Zdarzyło się, że razem z ciocią Lusią (siostrą Taty Leszka) i kuzynką, znaną skądinąd, Danasią:), udałyśmy się kilka lat temu na gospodarstwo Kielochów - Wronów, czyli na ojcowiznę dziadka Emila. Pora była piękna, dojrzałe, soczyste, gorące lato. Na miejscu zastałyśmy jedną z bratanic Emila, Jadwigę Kieloch. W tym czasie budynki gospodarstwa wraz z olbrzymim ogrodem wykorzystywane były głównie do wypasu owiec. Ciocia oprowadziła nas i przybliżyła dawny wygląd domu i obejścia. Wejście znajdowało się od strony głównej bramy wjazdowej i podwórza, pośrodku którego stał dawniej kierat napędzający młockarnię. Rosły tam wysokie, stare grusze, a za nimi ulokowano studnię. Wokół placu usytuowane były stodoła i stara drewniana chałupa (być może wcześniejszy dom Kielochów). 

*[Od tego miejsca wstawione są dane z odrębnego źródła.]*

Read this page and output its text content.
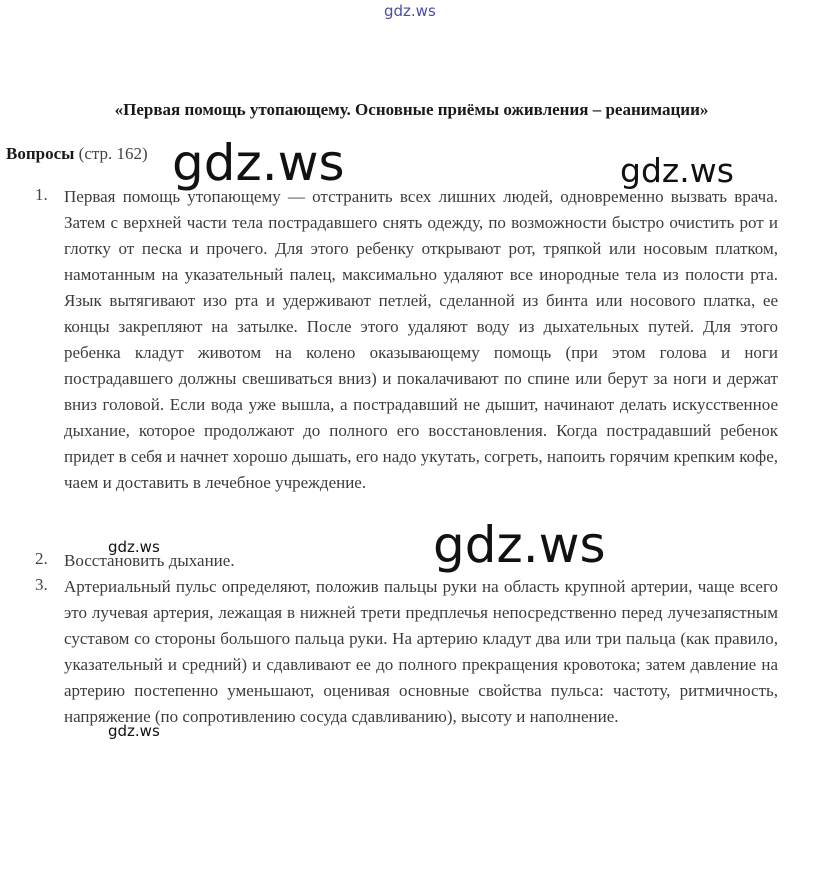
gdz.ws
«Первая помощь утопающему. Основные приёмы оживления – реанимации»
Вопросы (стр. 162)
1. Первая помощь утопающему — отстранить всех лишних людей, одновременно вызвать врача. Затем с верхней части тела пострадавшего снять одежду, по возможности быстро очистить рот и глотку от песка и прочего. Для этого ребенку открывают рот, тряпкой или носовым платком, намотанным на указательный палец, максимально удаляют все инородные тела из полости рта. Язык вытягивают изо рта и удерживают петлей, сделанной из бинта или носового платка, ее концы закрепляют на затылке. После этого удаляют воду из дыхательных путей. Для этого ребенка кладут животом на колено оказывающему помощь (при этом голова и ноги пострадавшего должны свешиваться вниз) и покалачивают по спине или берут за ноги и держат вниз головой. Если вода уже вышла, а пострадавший не дышит, начинают делать искусственное дыхание, которое продолжают до полного его восстановления. Когда пострадавший ребенок придет в себя и начнет хорошо дышать, его надо укутать, согреть, напоить горячим крепким кофе, чаем и доставить в лечебное учреждение.
2. Восстановить дыхание.
3. Артериальный пульс определяют, положив пальцы руки на область крупной артерии, чаще всего это лучевая артерия, лежащая в нижней трети предплечья непосредственно перед лучезапястным суставом со стороны большого пальца руки. На артерию кладут два или три пальца (как правило, указательный и средний) и сдавливают ее до полного прекращения кровотока; затем давление на артерию постепенно уменьшают, оценивая основные свойства пульса: частоту, ритмичность, напряжение (по сопротивлению сосуда сдавливанию), высоту и наполнение.
gdz.ws	gdz.ws
gdz.ws
gdz.ws
gdz.ws
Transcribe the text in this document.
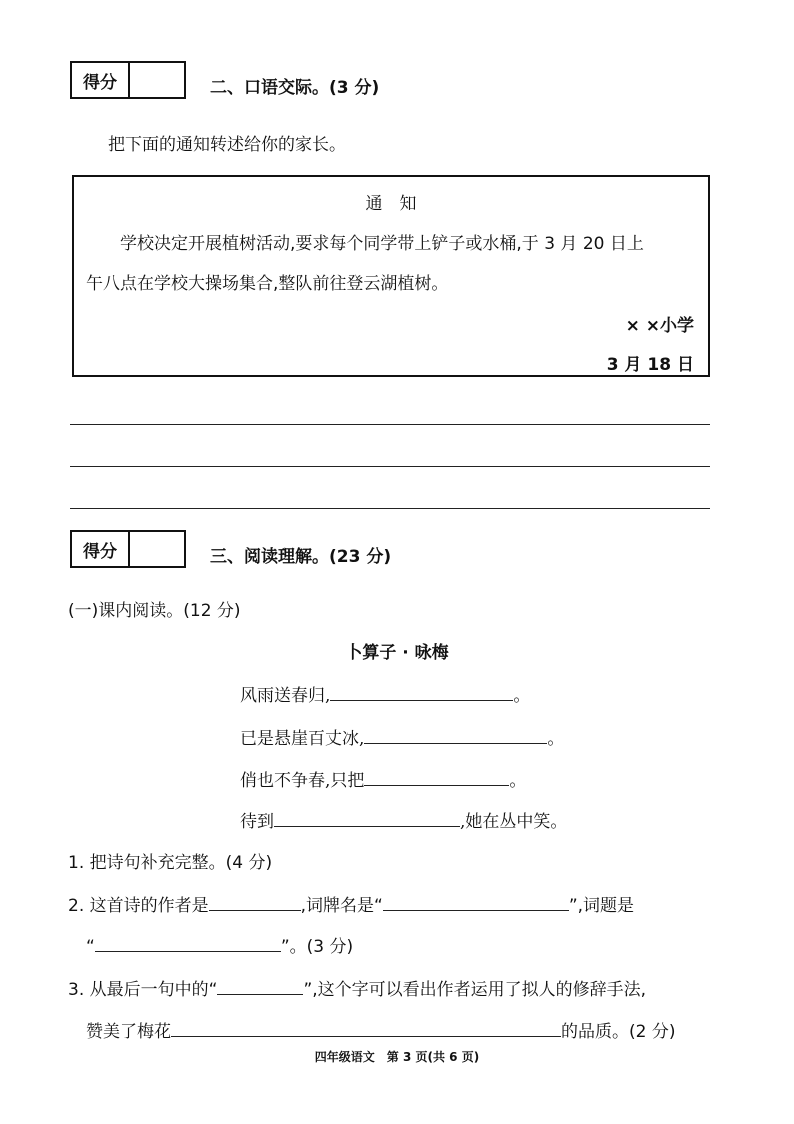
得分	二、口语交际。(3 分)
把下面的通知转述给你的家长。
通　知
学校决定开展植树活动,要求每个同学带上铲子或水桶,于 3 月 20 日上
午八点在学校大操场集合,整队前往登云湖植树。
× ×小学
3 月 18 日
得分	三、阅读理解。(23 分)
(一)课内阅读。(12 分)
卜算子 · 咏梅
风雨送春归,	。
已是悬崖百丈冰,	。
俏也不争春,只把	。
待到	,她在丛中笑。
1. 把诗句补充完整。(4 分)
2. 这首诗的作者是	,词牌名是“	”,词题是
“	”。(3 分)
3. 从最后一句中的“	”,这个字可以看出作者运用了拟人的修辞手法,
赞美了梅花	的品质。(2 分)
四年级语文　第 3 页(共 6 页)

Widok od strony ogrodu. Na zdjęciu Jagódka Marcinkowska - to ta bez futra;)
Ceglany, wybudowany po ślubie przez Pawła i Marjannę (babkę Staszkową), przecięty był na pół długim, wąskim i dość ciemnym korytarzem z wnękami wewnątrzściennymi, w których dawniej stawiano bańki z mlekiem. Dzielił on dom na dwie części - gospodarczą (strona lewa) i mieszkalną (strona prawa). Na prawo  skręcało się do dużej kuchni, w której podłoga wykonana była z cegieł kilnkierowych, a o jej czystość dbały przedwojenne służące Kielochów. W kącie kuchni wybudowano duży ceglany piec, a w ścianach pozostawiono wnęki na garnki. W wolnych kątach kuchennych mieściły się łóżka dla dziewcząt (służących). Mężczyźni, którzy najmowali się na gospodarstwie, spali przy krowach albo w stajni na wysokich łóżkach.
Ogród z pasącymi się owcami pośród starych, zdziczałych drzew owocowych
Ruiny zabudowań gospodarczych
Wyjście z długiego korytarza do ogrodu wprost na krzaki bzu
Z kuchni wchodziło się do niewielkiego pokoju prababki Marjanny (zwanej Staszkową). Na prawo od drzwi stała skrzynia pełniąca funkcję szafy ubraniowej (być może w niej właśnie prababka przechowywała swój galowy strój cieszyński), a za skrzynią, pod jednym z okien, znajdowało się łóżko, na którym spała. Przy nim, tuż obok, zaś drugie łóżko przeznaczone dla domowników. W przeciwległym rogu postawiono piec kaflowy, a naprzeciwko drzwi kredens, w którym ustawiono serwis na specjalne okazje oraz lepsze naczynia. Pokoik stał się miejscem śmierci dwóch młodszych sióstr Emila - Amelii i Walerii, które zmarły na gruźlicę (Amelka w 1918, a Walerka w 1927). Okna zachodnie pokoju wychodziły na stawek i stojące za nim dęby (obecnie nie ma po nich śladu), a  północne na podwórze.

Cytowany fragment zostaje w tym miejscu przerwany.